L'avénement de François Ier fut le signal d'un changement complet dans les moeurs de la Cour de France. Le sombre caractère de Louis XI, la simplicité bourgeoise de Louis XII ne se prêtaient guère à la représentation: «Lors on ne voyait, aux résidences royales que ceux qui y avaient affaire, commandants de troupes, magistrats ou hommes d'État. Il n'était point aisé alors, d'approcher la personne royale,» le souverain passait sa vie dans une retraite pleine de majesté, «et la noblesse même était arrière.»

Le successeur de Louis XII, brillant, léger, fastueux, dissolu, entreprit de façonner son entourage à son caractère. Il réussit facilement.

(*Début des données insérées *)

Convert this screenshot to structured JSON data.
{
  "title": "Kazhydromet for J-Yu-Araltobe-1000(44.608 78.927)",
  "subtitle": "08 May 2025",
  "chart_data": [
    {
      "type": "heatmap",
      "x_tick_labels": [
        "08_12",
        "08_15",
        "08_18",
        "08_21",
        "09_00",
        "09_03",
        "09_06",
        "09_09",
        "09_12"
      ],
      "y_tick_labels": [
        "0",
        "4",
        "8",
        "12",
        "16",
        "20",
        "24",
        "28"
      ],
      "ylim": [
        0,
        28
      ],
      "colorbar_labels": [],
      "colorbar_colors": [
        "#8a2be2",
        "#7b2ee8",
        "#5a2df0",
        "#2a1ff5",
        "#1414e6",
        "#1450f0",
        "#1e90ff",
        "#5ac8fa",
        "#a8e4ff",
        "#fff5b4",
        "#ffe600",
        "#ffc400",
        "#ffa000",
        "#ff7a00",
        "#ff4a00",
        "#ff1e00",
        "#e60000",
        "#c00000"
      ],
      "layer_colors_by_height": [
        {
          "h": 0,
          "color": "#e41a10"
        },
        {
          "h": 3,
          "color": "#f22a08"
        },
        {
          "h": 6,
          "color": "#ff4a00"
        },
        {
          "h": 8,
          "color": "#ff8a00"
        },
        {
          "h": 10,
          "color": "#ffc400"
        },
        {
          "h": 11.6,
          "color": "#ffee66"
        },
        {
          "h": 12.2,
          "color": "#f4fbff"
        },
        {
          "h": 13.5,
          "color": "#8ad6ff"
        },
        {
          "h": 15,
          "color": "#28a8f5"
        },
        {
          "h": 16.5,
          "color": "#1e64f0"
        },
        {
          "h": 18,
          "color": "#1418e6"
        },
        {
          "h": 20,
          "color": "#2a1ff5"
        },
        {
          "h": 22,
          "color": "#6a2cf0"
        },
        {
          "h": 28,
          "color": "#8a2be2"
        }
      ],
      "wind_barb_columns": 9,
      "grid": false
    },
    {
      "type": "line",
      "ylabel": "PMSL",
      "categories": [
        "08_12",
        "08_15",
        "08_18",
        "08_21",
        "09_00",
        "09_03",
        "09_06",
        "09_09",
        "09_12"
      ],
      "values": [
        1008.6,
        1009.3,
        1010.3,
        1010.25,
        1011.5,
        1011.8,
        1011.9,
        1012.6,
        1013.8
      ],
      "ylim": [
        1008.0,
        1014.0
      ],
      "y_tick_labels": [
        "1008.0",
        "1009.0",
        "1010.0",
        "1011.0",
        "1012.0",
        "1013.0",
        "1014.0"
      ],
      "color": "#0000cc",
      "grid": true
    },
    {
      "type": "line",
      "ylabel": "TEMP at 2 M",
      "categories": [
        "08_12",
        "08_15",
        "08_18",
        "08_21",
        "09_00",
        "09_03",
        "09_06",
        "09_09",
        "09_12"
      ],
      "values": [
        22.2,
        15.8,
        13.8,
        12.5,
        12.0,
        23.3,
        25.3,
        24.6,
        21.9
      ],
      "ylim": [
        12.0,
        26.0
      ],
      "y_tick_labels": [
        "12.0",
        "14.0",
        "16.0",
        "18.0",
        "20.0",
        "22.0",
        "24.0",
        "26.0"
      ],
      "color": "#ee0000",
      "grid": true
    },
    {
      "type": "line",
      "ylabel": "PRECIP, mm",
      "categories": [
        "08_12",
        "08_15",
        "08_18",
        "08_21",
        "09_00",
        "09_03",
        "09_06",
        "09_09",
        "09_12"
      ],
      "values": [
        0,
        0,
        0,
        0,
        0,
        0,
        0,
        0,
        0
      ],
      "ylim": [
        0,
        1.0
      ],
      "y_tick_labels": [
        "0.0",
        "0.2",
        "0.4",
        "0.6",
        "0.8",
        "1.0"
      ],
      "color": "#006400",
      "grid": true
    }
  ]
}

Il avait le coeur héroïque, dans l'acception niaise du mot, et l'esprit fort rempli de toutes les ridicules fadaises des romans de chevalerie; tous ceux qui l'approchaient n'aspirèrent plus qu'à atteindre les rares et sublimes perfections d'Amadis. On ne rêvait alors que fêtes et tournois, joutes et passes d'armes.

Le roi voulait avant tout une cour nombreuse: à sa voix accoururent de toutes les provinces les représentants des grandes familles: les demeures féodales ne furent plus habitées que par les hiboux et quelques vieux mécontents, représentants grondeurs d'un passé oublié.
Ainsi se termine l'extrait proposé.